The annualized rate of heart failure hospitalizations was 35.8% per patient-year in the device group vs. 67.9% per patient-year in the control group (hazard ratio, 0.53; 95% confidence interval, 0.40-0.70; P < 0.001), resulting in a number needed to treat of 3.1 to prevent one hospitalization in 24 months. While mortality at one year was not significantly different between the two groups, all-cause death at two years was significantly lower in the device group (29.1% vs. 46.1%).
Among the prespecified secondary endpoints that showed significant improvements in the device group were MR grade of 2+ or lower at 12 months, New York Heart Association functional class of I or II at 12 months, change in quality of life score, and change in six-minute walk test.
The authors concluded that transcatheter mitral repair with the MitraClip system in heart failure patients with moderate-to-severe functional MR resulted in lower rates of heart failure hospitalization and all-cause mortality at two years vs. medical therapy alone.
Much has been made of the apparent contradiction represented by the strikingly positive results of COAPT in the face of the recent negative results of MITRA FR. Some have suggested that a tiebreaker of sorts is needed (a third trial of percutaneous mitral repair in functional MR is in the works [RESHAPE-HF]). A tiebreaker is not necessary; however, more data may very well help narrow the population of patients most likely to benefit from this procedure. Although the patients in MITRA-FR and COAPT appear very similar, closer examination shows that COAPT patients overall had a greater degree of MR (mean effective regurgitant orifice area, 41 in COAPT vs. 31 in MITRA) but lesser ventricular dilatation (mean LV end-diastolic volume index, 101 in COAPT vs. 135 in MITRA).

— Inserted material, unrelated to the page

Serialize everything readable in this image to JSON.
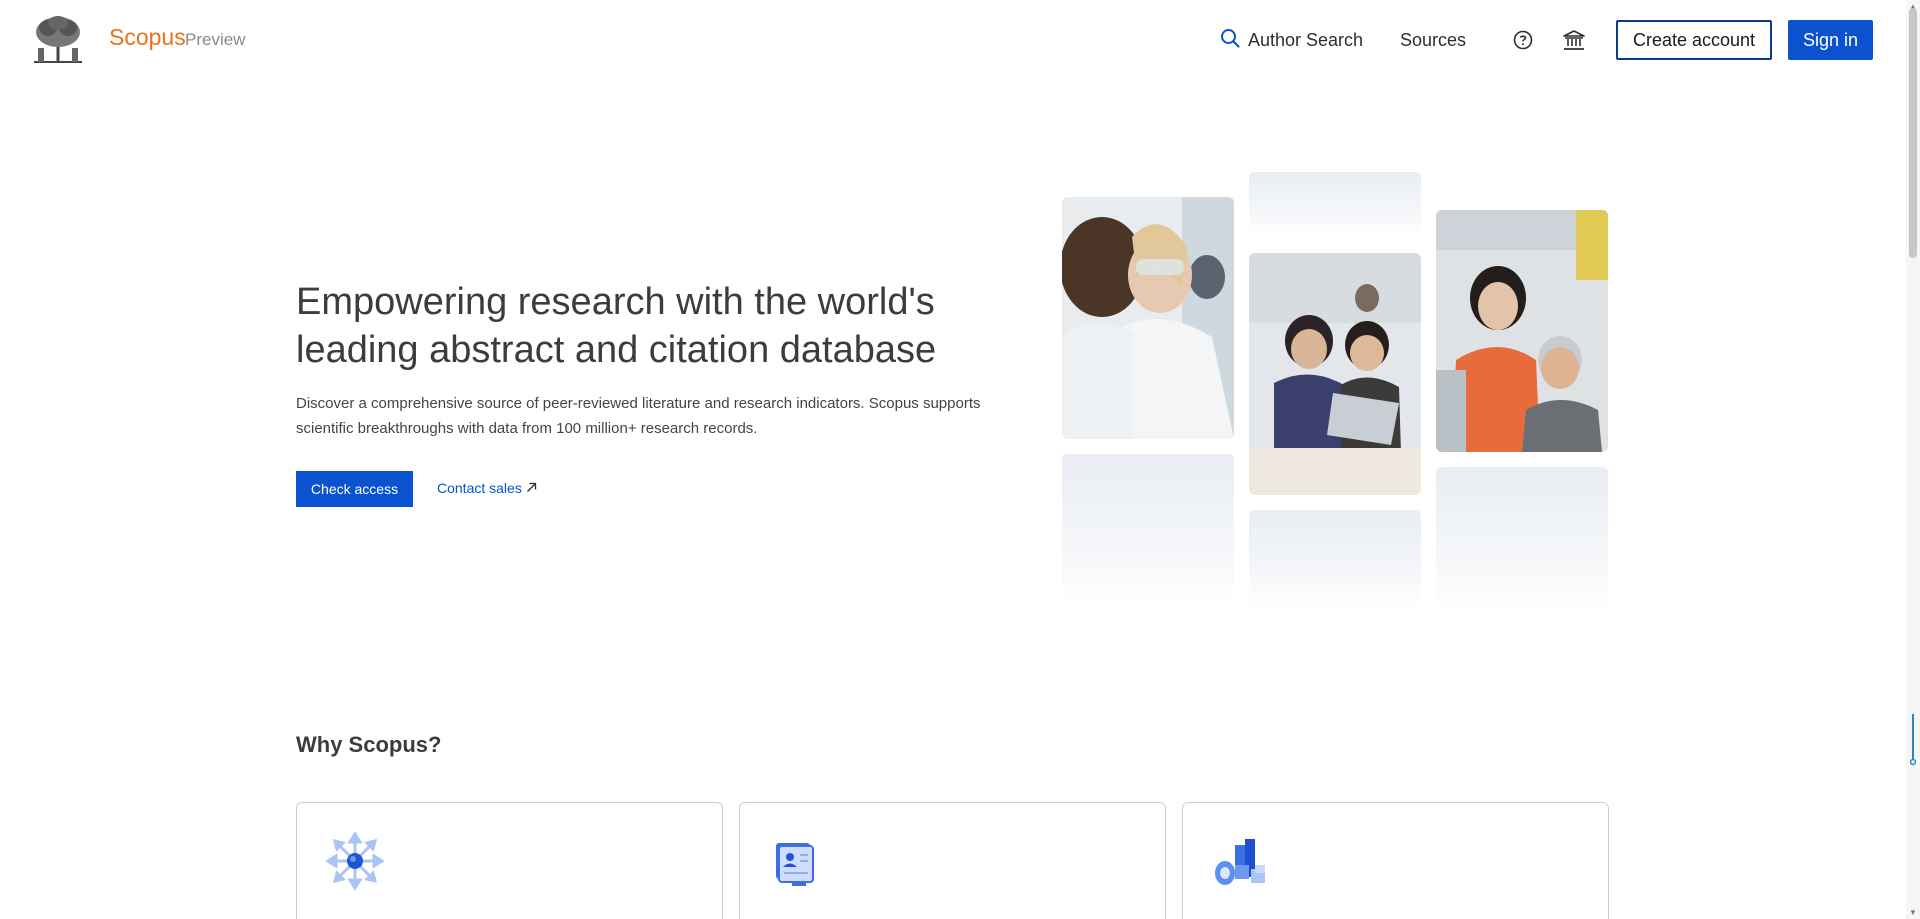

Simply put, COAPT included patients who were more likely to benefit from MR reduction and excluded patients who were too far gone to benefit. Concurrently, stricter operator procedure volume requirements in COAPT resulted in better overall procedure results (a greater degree of MR reduction with a lower procedural complication rate vs. MITRA-FR). Also, the reduction in MR was relatively durable in COAPT. At one year, 95% of procedure patients had maintained a MR of grade 2 or lower. The positive results in COAPT track with the ability of the procedure to reduce MR, which meets basic tenets of plausibility.
The COAPT results have been met with great enthusiasm in the interventional cardiology community. However, cardiologists should be careful extrapolating these results to the real world. Heart failure patients with MR are common; on the other hand, patients who fit the strict COAPT criteria were much harder to find. Sick enough, but not too sick; continued MR despite exquisite management by heart failure specialists; grading of MR confirmed by a central core lab; exclusion of a host of comorbidities, including oxygen-requiring COPD and severe pulmonary hypertension. Even the highest-enrolling center in COAPT enrolled less than one patient per month, on average.
It is highly likely this procedure will be applied to patients who do not fit the COAPT entry criteria. Before referring patients, look first to their medical management. Optimize them in every way, then reassess carefully by echocardiography. We already know what happens when this technology is applied to patients with congestive heart failure and functional MR who do not fit these criteria and who are not optimized on medical therapy. For this, we need only look to the negative MITRA FR trial for the answer.